Ceramiczny kufelek, pełny ciepłego wina, rozgrzewał wychłodzone dłonie Marzeny. Chłonęła korzenny zapach mieszany z odrobiną cytrusów. Wino było marne, ale nie w tym rzecz, aby pić wybitny trunek. Ważne, że kufelek ogrzewał, a odrobina alkoholu przyjemnie uderzała do głowy. Blondynka kryjąc się pod grubym, zwieńczonym sztucznym futerkiem kapturem, czuła rześki powiew wieczornego wiatru. Spoglądała na mieniące się feerią barw drewniane domki i świąteczne ozdoby. Podziwiała wieżę, na szczycie której poruszały się wkoło wyrzeźbione, drewniane anioły. W uszach pobrzmiewały jej wesołe świąteczne melodie. Odetchnęła. Upiła odrobinę wina i zmarszczyła się. Trunek wciąż był za gorący. Schowała szyję w ciepłym szalu. - Za gorące to wino… - zareagował mężczyzna. Marzena uśmiechnęła się, unosząc rumiane od zimna policzki. *** W tym roku zorganizowano Kongres Public Relations w okresie przedświątecznym. Wybrano idealne miejsce, stolicę Dolnego Śląska, w której przez cały grudzień tętnił życiem zbudowany w samym centrum miasta jarmark bożonarodzeniowy. Organizatorzy Kongresu zmyślnie wywnioskowali, że taka dodatkowa atrakcja może skusić specjalistów z branży do wyrwania się ze swoich biur i skosztowania nieco świątecznej atmosfery. Dla Marzeny, rzecznik prasowej jednej z korporacji, to był idealny pretekst do ucieczki z domu. Marek przeżywał, jak co roku, zamknięcie okresu rozliczeniowego. Przedszkole z radością przyjęło informację, że jedna z podopiecznych trafi ...

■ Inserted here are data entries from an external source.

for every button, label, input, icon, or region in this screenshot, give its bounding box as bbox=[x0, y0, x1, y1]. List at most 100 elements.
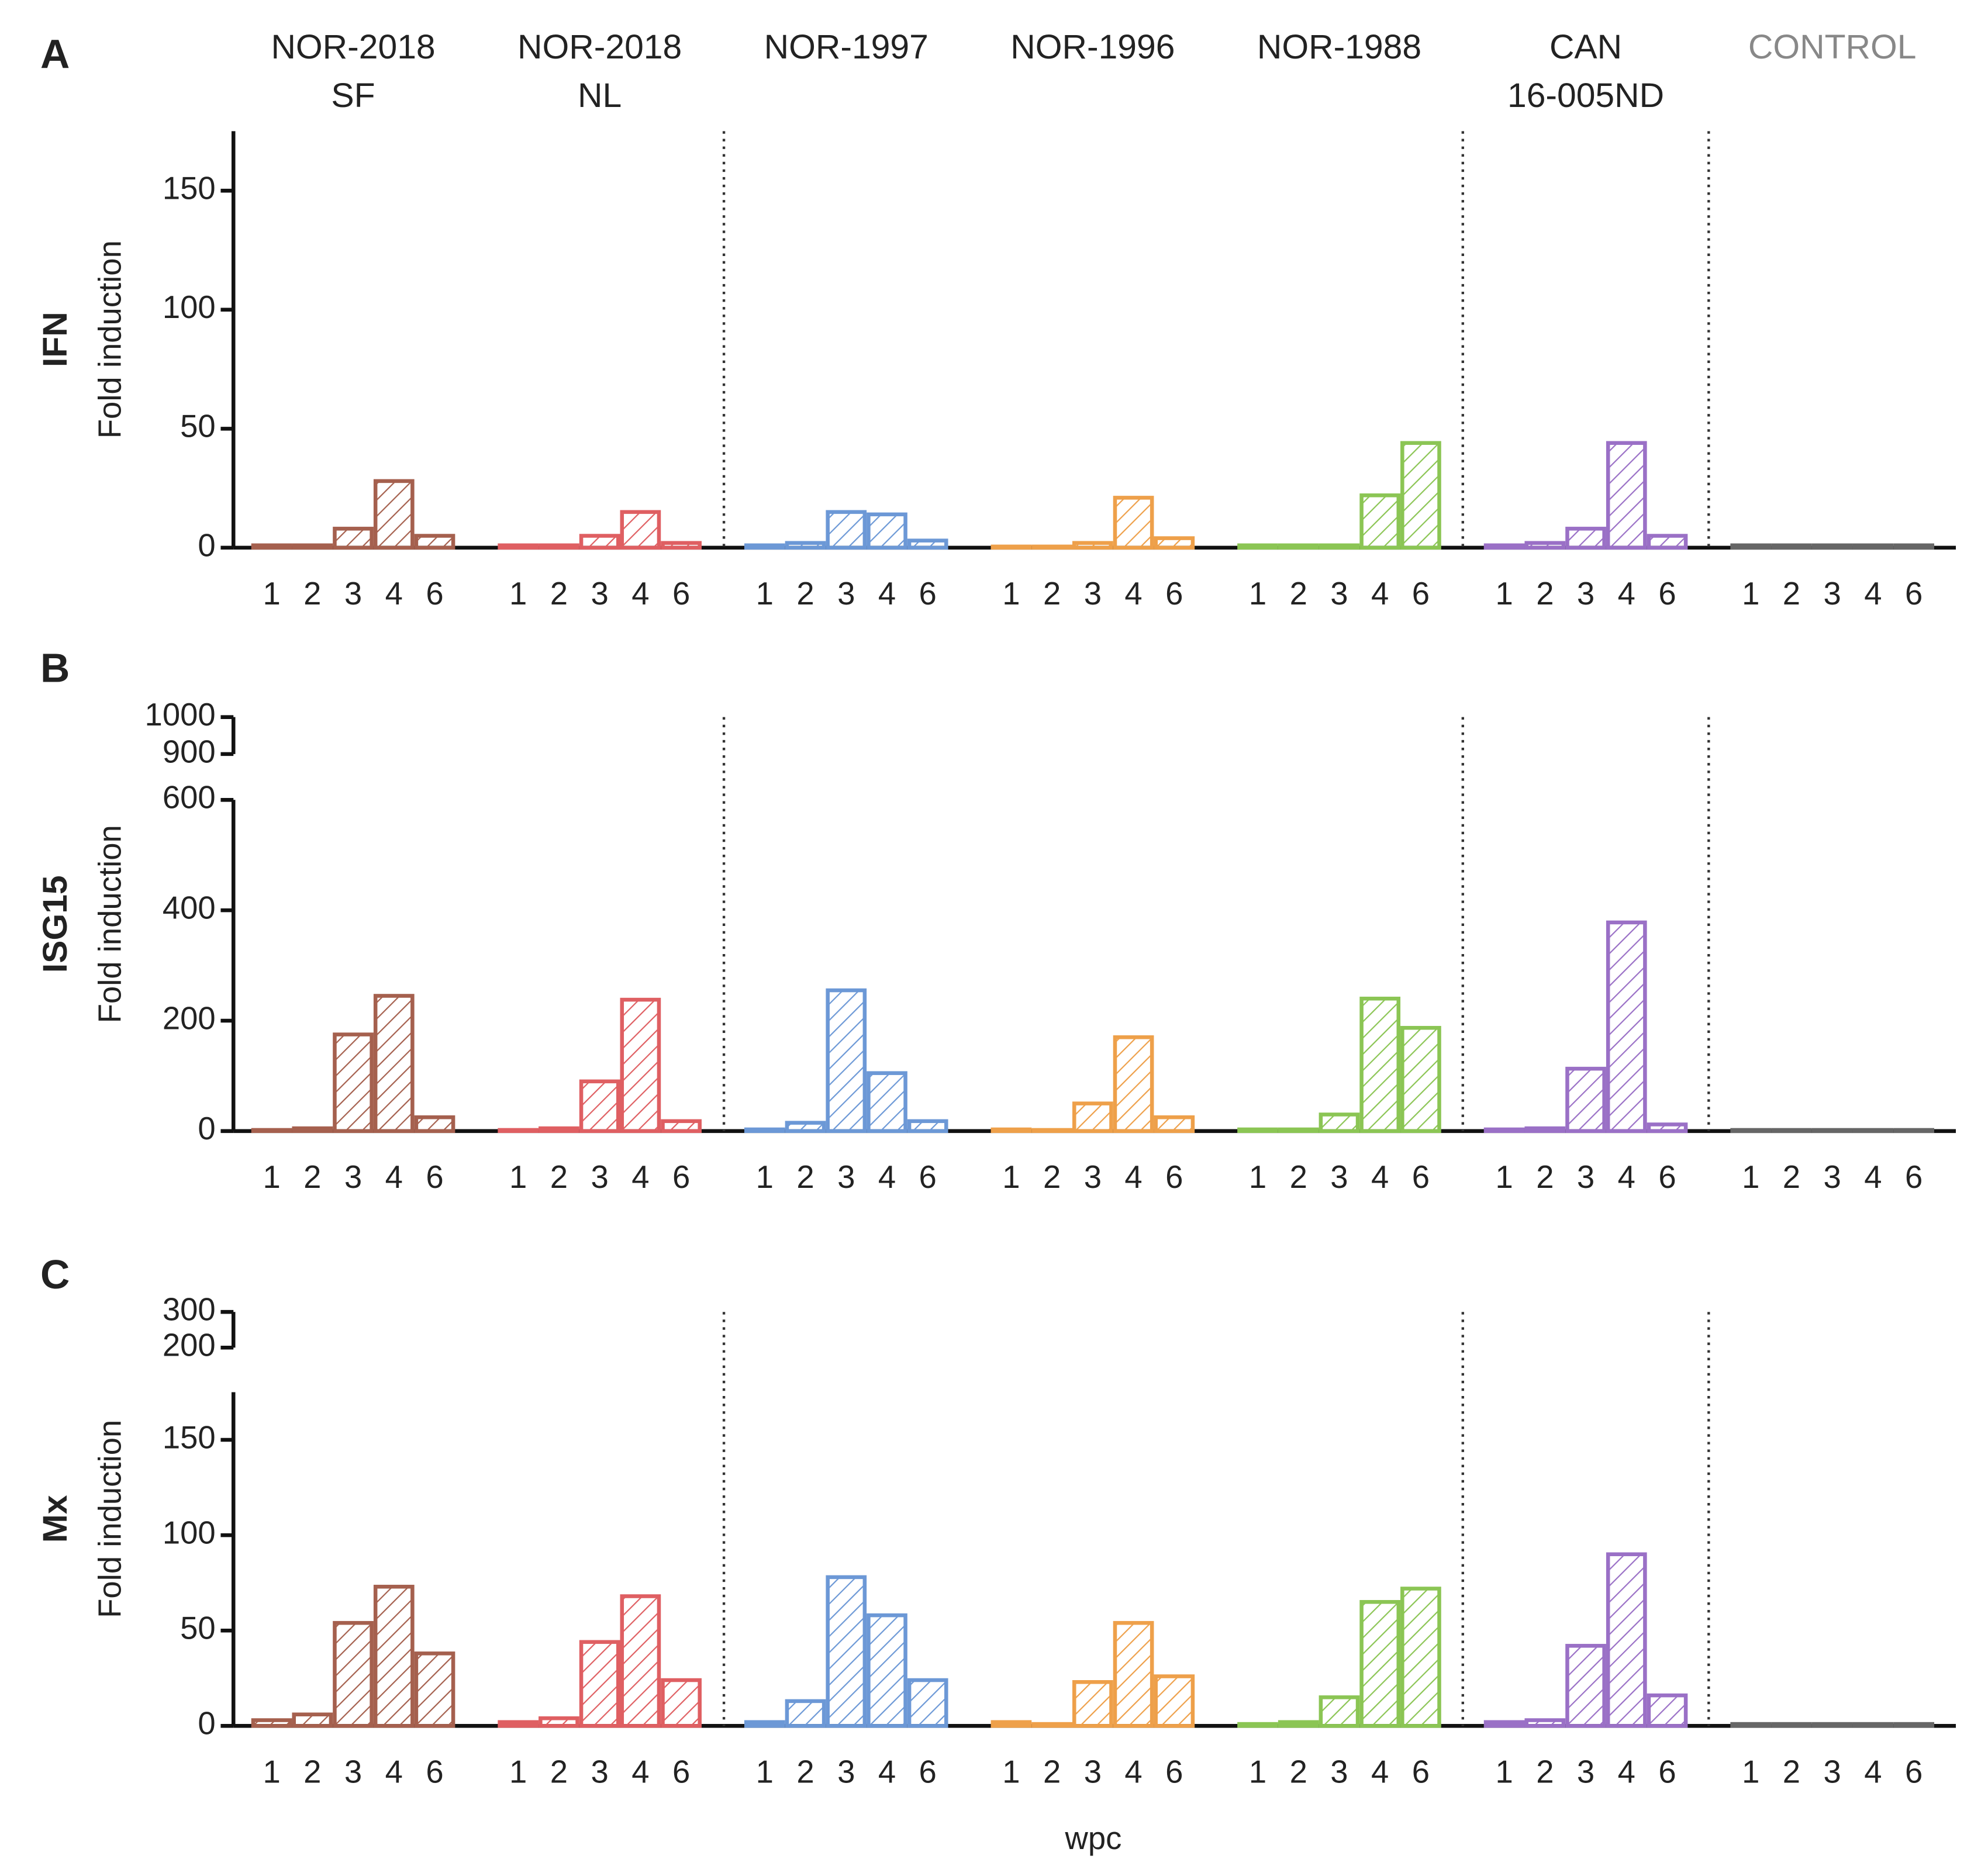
bar bbox=[826, 988, 867, 1134]
x-tick-label: 4 bbox=[631, 1754, 649, 1790]
bar bbox=[1647, 534, 1688, 550]
x-tick-label: 3 bbox=[591, 576, 609, 611]
bar bbox=[1647, 1122, 1688, 1134]
y-tick-label: 100 bbox=[163, 289, 216, 325]
group-header: NOR-1988 bbox=[1257, 27, 1422, 67]
bar bbox=[1113, 1035, 1154, 1134]
bar bbox=[539, 543, 579, 550]
bar bbox=[1483, 1720, 1525, 1728]
y-tick-label: 600 bbox=[163, 780, 216, 815]
x-tick-label: 3 bbox=[344, 576, 362, 611]
x-tick-label: 4 bbox=[631, 1159, 649, 1195]
x-tick-label: 4 bbox=[1371, 576, 1389, 611]
x-tick-label: 6 bbox=[1165, 576, 1183, 611]
bar bbox=[1031, 1722, 1072, 1728]
group-name: NOR-1988 bbox=[1257, 27, 1422, 67]
bar bbox=[1400, 1025, 1441, 1134]
bar bbox=[498, 1720, 539, 1728]
x-tick-label: 1 bbox=[509, 576, 527, 611]
group-name: NOR-2018 SF bbox=[271, 27, 436, 115]
bar bbox=[867, 512, 907, 550]
x-tick-label: 1 bbox=[1495, 1159, 1513, 1195]
x-tick-label: 2 bbox=[796, 1754, 814, 1790]
bar bbox=[414, 1115, 455, 1134]
x-tick-label: 1 bbox=[756, 576, 774, 611]
x-tick-label: 3 bbox=[1824, 1159, 1841, 1195]
x-tick-label: 2 bbox=[303, 576, 321, 611]
x-tick-label: 4 bbox=[631, 576, 649, 611]
x-tick-label: 2 bbox=[1536, 1159, 1554, 1195]
bar bbox=[1319, 1112, 1360, 1134]
bar bbox=[1237, 1127, 1278, 1134]
x-tick-label: 6 bbox=[672, 1754, 690, 1790]
x-tick-label: 3 bbox=[837, 1159, 855, 1195]
x-tick-label: 3 bbox=[1084, 1159, 1102, 1195]
bar bbox=[539, 1126, 579, 1134]
x-tick-label: 3 bbox=[1330, 1159, 1348, 1195]
x-tick-label: 3 bbox=[1330, 576, 1348, 611]
bar bbox=[826, 1575, 867, 1728]
x-tick-label: 2 bbox=[1783, 576, 1800, 611]
bar bbox=[1359, 1600, 1401, 1728]
bar bbox=[867, 1071, 907, 1134]
bar bbox=[1072, 541, 1113, 550]
x-tick-label: 2 bbox=[303, 1159, 321, 1195]
group-name: CAN 16-005ND bbox=[1507, 27, 1665, 115]
x-tick-label: 1 bbox=[756, 1159, 774, 1195]
bar bbox=[1359, 996, 1401, 1134]
x-tick-label: 6 bbox=[1905, 576, 1923, 611]
x-tick-label: 6 bbox=[919, 1754, 937, 1790]
bar bbox=[1771, 543, 1812, 550]
bar bbox=[1606, 1552, 1647, 1728]
bar bbox=[414, 534, 455, 550]
bar bbox=[373, 994, 415, 1134]
bar bbox=[1400, 1587, 1441, 1728]
x-tick-label: 3 bbox=[1577, 1754, 1594, 1790]
x-tick-label: 3 bbox=[1330, 1754, 1348, 1790]
x-tick-label: 1 bbox=[263, 1159, 280, 1195]
x-tick-label: 6 bbox=[1658, 1754, 1676, 1790]
x-tick-label: 1 bbox=[263, 1754, 280, 1790]
bar bbox=[373, 1584, 415, 1728]
x-tick-label: 6 bbox=[919, 576, 937, 611]
x-tick-label: 4 bbox=[385, 1754, 403, 1790]
bar bbox=[1400, 441, 1441, 550]
bar bbox=[292, 1712, 333, 1728]
x-tick-label: 1 bbox=[1002, 1754, 1020, 1790]
bar bbox=[1113, 496, 1154, 550]
group-header: NOR-2018 SF bbox=[271, 27, 436, 115]
bar bbox=[1154, 1674, 1195, 1728]
x-tick-label: 4 bbox=[878, 1159, 896, 1195]
x-tick-label: 2 bbox=[1783, 1159, 1800, 1195]
x-tick-label: 4 bbox=[1124, 576, 1142, 611]
x-tick-label: 4 bbox=[1864, 576, 1882, 611]
x-tick-label: 6 bbox=[1412, 1159, 1430, 1195]
bar bbox=[1811, 543, 1853, 550]
x-tick-label: 2 bbox=[1290, 576, 1307, 611]
x-tick-label: 1 bbox=[1742, 1754, 1759, 1790]
bar bbox=[661, 541, 702, 550]
group-header: NOR-1997 bbox=[764, 27, 929, 67]
x-axis-title: wpc bbox=[1065, 1820, 1122, 1856]
x-tick-label: 6 bbox=[1165, 1754, 1183, 1790]
x-tick-label: 1 bbox=[1495, 1754, 1513, 1790]
x-tick-label: 6 bbox=[1905, 1159, 1923, 1195]
bar bbox=[785, 1699, 826, 1728]
bar bbox=[333, 527, 374, 550]
x-tick-label: 4 bbox=[385, 1159, 403, 1195]
y-tick-label: 200 bbox=[163, 1000, 216, 1036]
bar bbox=[1031, 1128, 1072, 1134]
x-tick-label: 1 bbox=[756, 1754, 774, 1790]
x-tick-label: 3 bbox=[1577, 576, 1594, 611]
group-name: NOR-1997 bbox=[764, 27, 929, 67]
bar bbox=[1852, 543, 1894, 550]
bar bbox=[1852, 1128, 1894, 1134]
y-tick-label: 150 bbox=[163, 1419, 216, 1455]
x-tick-label: 1 bbox=[1495, 576, 1513, 611]
x-tick-label: 2 bbox=[1043, 576, 1061, 611]
y-tick-label: 1000 bbox=[145, 697, 216, 732]
x-tick-label: 1 bbox=[1742, 576, 1759, 611]
x-tick-label: 4 bbox=[1371, 1159, 1389, 1195]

... pod skrzydła troskliwej babci. Łucja przeżywała swoje przygotowania do świąt z ukochaną babunią, a jej matka spędzała czas w towarzystwie ludzi z branży, z dala od domowych obowiązków i mozolnych świątecznych przygotowań. *** - Dzień dobry Drogim Paniom. – postawny mężczyzna o przyjemnej powierzchowności przywitał się ze stojącymi przy stoliku kawowym kobietami. Był to szatyn, z idealnie przystrzyżoną fryzurą. Nienagannie ubrany, stosownie do roli jaką miał pełnić na Kongresie. Kobiety przerwały nagle swoje ploteczki i z zachwytem spojrzały na dżentelmena. Ten uśmiechnął się na odchodne i szedł na salę konferencyjną. - Widziałaś, jak na Ciebie patrzył? – powiedziała jednak z kobiet. Marzena obejrzała się raz jeszcze. Przez drzwi widziała obszerną salę i przechadzającego się jej środkiem postawnego mężczyznę. - Kto to był? - Nie udawaj, że nie rozpoznałaś naszego Adonisa? Pamiętasz ten Kongres nad morzem, w Sopocie. Był tam. Rozmawiałyśmy z nim. - Zaraz, zaraz, czy to ten przystojny wykładowca. - Tak, z SWPS. Doktor Szczepan Nałęcz. - Doktor Szczepan. - Widzę, że przypomniały ci się tamte wieczorki zapoznawcze w Sopocie. Marzena zalała się rumieńcem. Nic już nie powiedziała. *** - Pan doktor Nałęcz? – zagadnęła Marzena podczas przerwy kawowej. - Tak jest. – postawny szatyn przyjrzał się kobiecie i zaczął zastanawiać się, skąd ją zna. – Czy my się znamy? - Marzena Karska, z firmy… - O tutaj jesteście! Tak myślałam, że nasza ...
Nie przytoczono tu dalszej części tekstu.